I was simply shocked to be called out for birthing babies who are not destined to sleep on a proper bed. Mostly because I choose to be with them over and above other things.

ReadersD1gest · 26/02/2023 20:09

No, ReadersD1gest, that wasn't what thismamayogi was suggesting. People on here have questioned her priorities, that she tries to give each child, especially the one with unusual needs, exactly what seems right at that moment, rather than putting bed-buying first
I read her post, she phrased it rather differently... She questioned whether those patting themselves on the back (as if!) for providing their child with a bed actually spent as much quality time with their kids as she did.
Bizarre. There is NO CORRELATION WHATSOEVER.

thismamayogi · 26/02/2023 23:56

ReadersD1gest · 26/02/2023 20:09

No, ReadersD1gest, that wasn't what thismamayogi was suggesting. People on here have questioned her priorities, that she tries to give each child, especially the one with unusual needs, exactly what seems right at that moment, rather than putting bed-buying first
I read her post, she phrased it rather differently... She questioned whether those patting themselves on the back (as if!) for providing their child with a bed actually spent as much quality time with their kids as she did.
Bizarre. There is NO CORRELATION WHATSOEVER.

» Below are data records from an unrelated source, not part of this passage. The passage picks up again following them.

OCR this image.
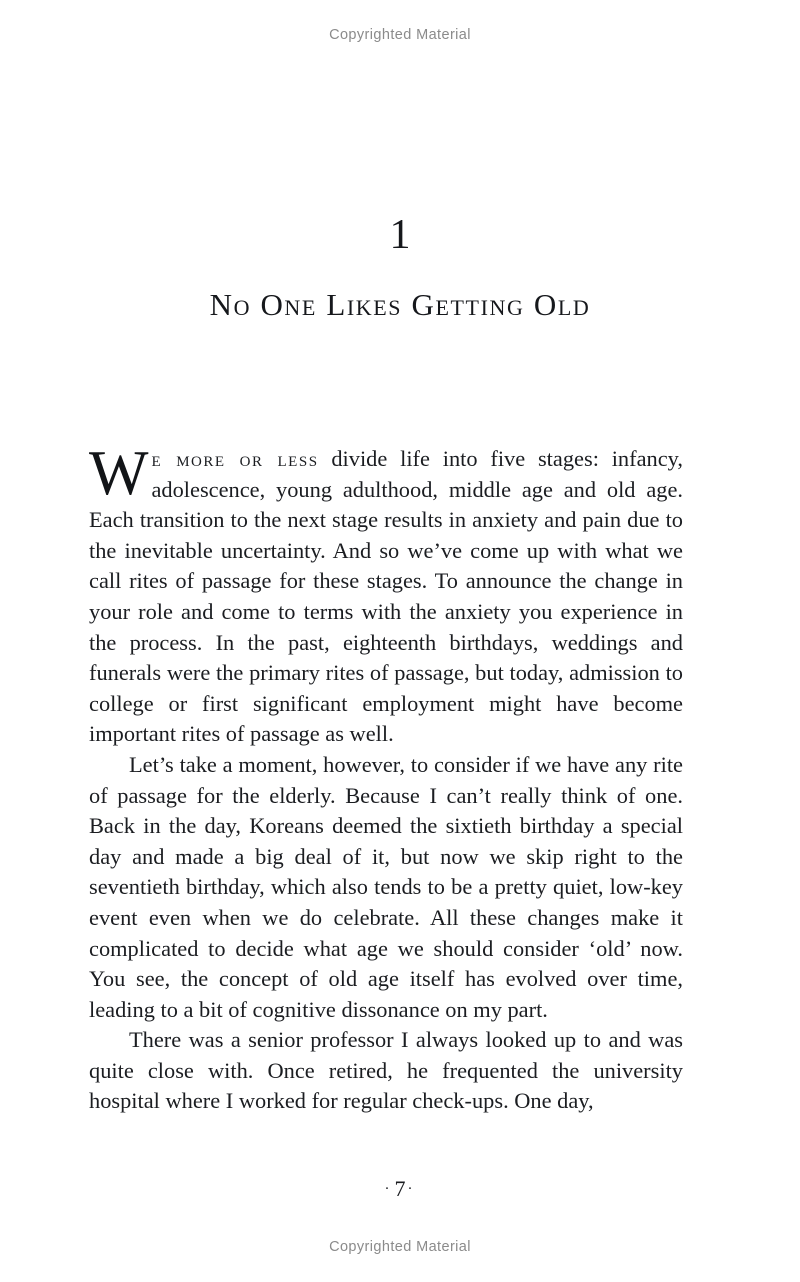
Copyrighted Material
1
No One Likes Getting Old

We more or less divide life into five stages: infancy, adolescence, young adulthood, middle age and old age. Each transition to the next stage results in anxiety and pain due to the inevitable uncertainty. And so we’ve come up with what we call rites of passage for these stages. To announce the change in your role and come to terms with the anxiety you experience in the process. In the past, eighteenth birthdays, weddings and funerals were the primary rites of passage, but today, admission to college or first significant employment might have become important rites of passage as well.

Let’s take a moment, however, to consider if we have any rite of passage for the elderly. Because I can’t really think of one. Back in the day, Koreans deemed the sixtieth birthday a special day and made a big deal of it, but now we skip right to the seventieth birthday, which also tends to be a pretty quiet, low-key event even when we do celebrate. All these changes make it complicated to decide what age we should consider ‘old’ now. You see, the concept of old age itself has evolved over time, leading to a bit of cognitive dissonance on my part.

There was a senior professor I always looked up to and was quite close with. Once retired, he frequented the university hospital where I worked for regular check-ups. One day,

·7 ·
Copyrighted Material
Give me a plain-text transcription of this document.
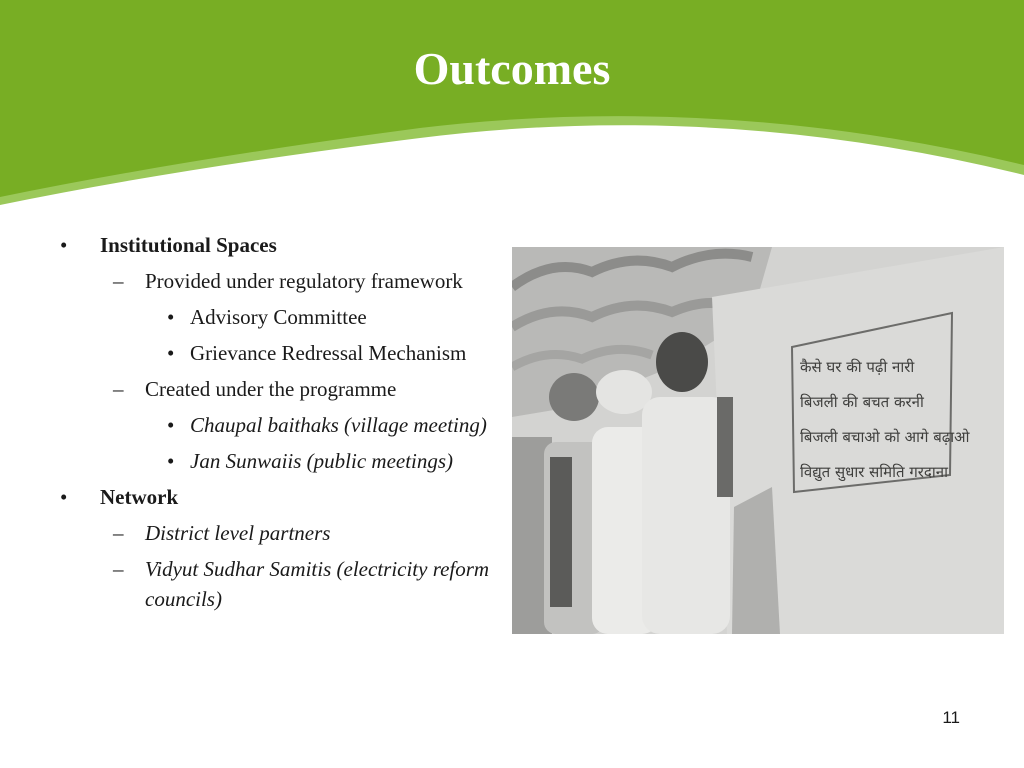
Outcomes

• Institutional Spaces

– Provided under regulatory framework

• Advisory Committee

• Grievance Redressal Mechanism

– Created under the programme

• Chaupal baithaks (village meeting)

• Jan Sunwaiis (public meetings)

• Network

– District level partners

– Vidyut Sudhar Samitis (electricity reform councils)

कैसे घर की पढ़ी नारी
बिजली की बचत करनी
बिजली बचाओ को आगे बढ़ाओ
विद्युत सुधार समिति गरदाना
11
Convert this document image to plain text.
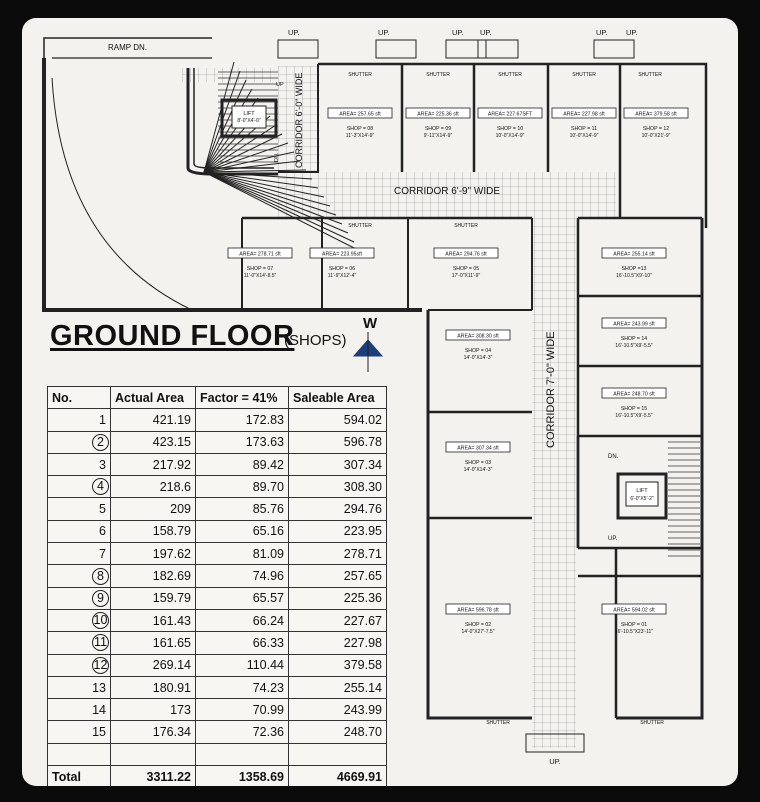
LIFT
8'-0"X4'-0"
LIFT
6'-0"X5'-2"
RAMP DN.
UP.	UP.	UP. UP.	UP. UP.
UP
DN.
DN.
UP.
CORRIDOR 6'-0" WIDE
CORRIDOR 6'-9" WIDE
CORRIDOR 7'-0" WIDE
UP.
SHUTTER	SHUTTER	SHUTTER	SHUTTER	SHUTTER
SHUTTER	SHUTTER
SHUTTER	SHUTTER
AREA= 257.65 sft
SHOP = 08
11'-3"X14'-9"
AREA= 225.36 sft
SHOP = 09
9'-11"X14'-9"
AREA= 227.67SFT
SHOP = 10
10'-0"X14'-9"
AREA= 227.98 sft
SHOP = 11
10'-0"X14'-9"
AREA= 379.58 sft
SHOP = 12
10'-0"X21'-9"
AREA= 278.71 sft
SHOP = 07
11'-0"X14'-8.5"
AREA= 223.95sft
SHOP = 06
11'-9"X12'-4"
AREA= 294.76 sft
SHOP = 05
17'-0"X11'-9"
AREA= 255.14 sft
SHOP =13
16'-10.5"X9'-10"
AREA= 243.99 sft
SHOP = 14
16'-10.5"X9'-5.5"
AREA= 248.70 sft
SHOP = 15
16'-10.5"X9'-5.5"
AREA= 308.30 sft
SHOP = 04
14'-0"X14'-3"
AREA= 307.34 sft
SHOP = 03
14'-0"X14'-3"
AREA= 596.78 sft
SHOP = 02
14'-0"X27'-7.5"
AREA= 594.02 sft
SHOP = 01
16'-10.5"X23'-11"
GROUND FLOOR
(SHOPS)
W
No.	Actual Area	Factor = 41%	Saleable Area
1	421.19	172.83	594.02
2	423.15	173.63	596.78
3	217.92	89.42	307.34
4	218.6	89.70	308.30
5	209	85.76	294.76
6	158.79	65.16	223.95
7	197.62	81.09	278.71
8	182.69	74.96	257.65
9	159.79	65.57	225.36
10	161.43	66.24	227.67
11	161.65	66.33	227.98
12	269.14	110.44	379.58
13	180.91	74.23	255.14
14	173	70.99	243.99
15	176.34	72.36	248.70

Total	3311.22	1358.69	4669.91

Accepted - There is no correlation.
you have not understood the way I was writing - using sarcasm at the same time as obliquely referring to the way I have been dressed down - I was feeling pretty fed up to be told there’s a correlation between not being able to provide a child with a bed and making a bad decision about having a child at all….. there is no correlation.

my point was to draw attention to this as well as the assumption that not providing a bed equates to not providing - hence saying I wonder if those who suggest this are the perfect people who provide everything their kids possibly need by extension - as in am i to presume that bed provision definitely DOES correlate to time with kids (which I could be attacked for investing in over bed buying) and that in all these instances children have been approached every time and asked what their own take on their bed situation is - so that the bed providers are confident that their kids feel ultimately served by this and their peers without have iterated that they feel deprived. I tried to encase all that into a quickly typed sentence rather than spell it out. So actually GreenFritillary picked up on what I was trying to communicate rather well.

whatever. I have better things to do than defend myself to someone still intent on making sure how useless and depraved I am understood to be, afraid I have made a baseless attack when all I was doing was making a point. If you bothered to pick up the nuance or take a broader or more imaginative view, you might just about pick up that I try my best, have a full plate, and am not exactly lazing around popping out babies carelessly who I then ignore/mistreat/cannot look after properly and am contributing to the ills of society and “overpopulation” which is basically what has been suggested by some,
all off the back of not buying beds, being poor and having five kids.

at the end of the day, if only the affluent are supposed to be “allowed” to have larger families and having babies is boiled down to cost and calculations, my point is that how much further does the utilitarianism go. What else is going to be judged and quantified.

lavendery · 27/02/2023 08:58

TheWomanTheyCallJayne · 25/02/2023 14:43

The BO sweat thing is only true of certain East Asians. And even then it’s lowered, not non existent.
I don’t think it can be a blanket claim that Asians don’t that a sweaty stinky thing.

That smelly gene is non functional in 80-95% of East Asians (up to 100% in countries such as Korea - that's why you can't find deodorant there!), but only 2% of Europeans. As a previous poster suggested that'll be Prince Andrew 😂😂

lavendery · 27/02/2023 09:07

I think the key thing is that not having a bed doesn't actually affect quality of sleep in most people; it seems to help many sleep better. Hygiene concerns can easily be overcome, e.g. regular area cleaning and airing.

If your child didn't have a duvet or a desk for instance, that might actually impact their quality of life.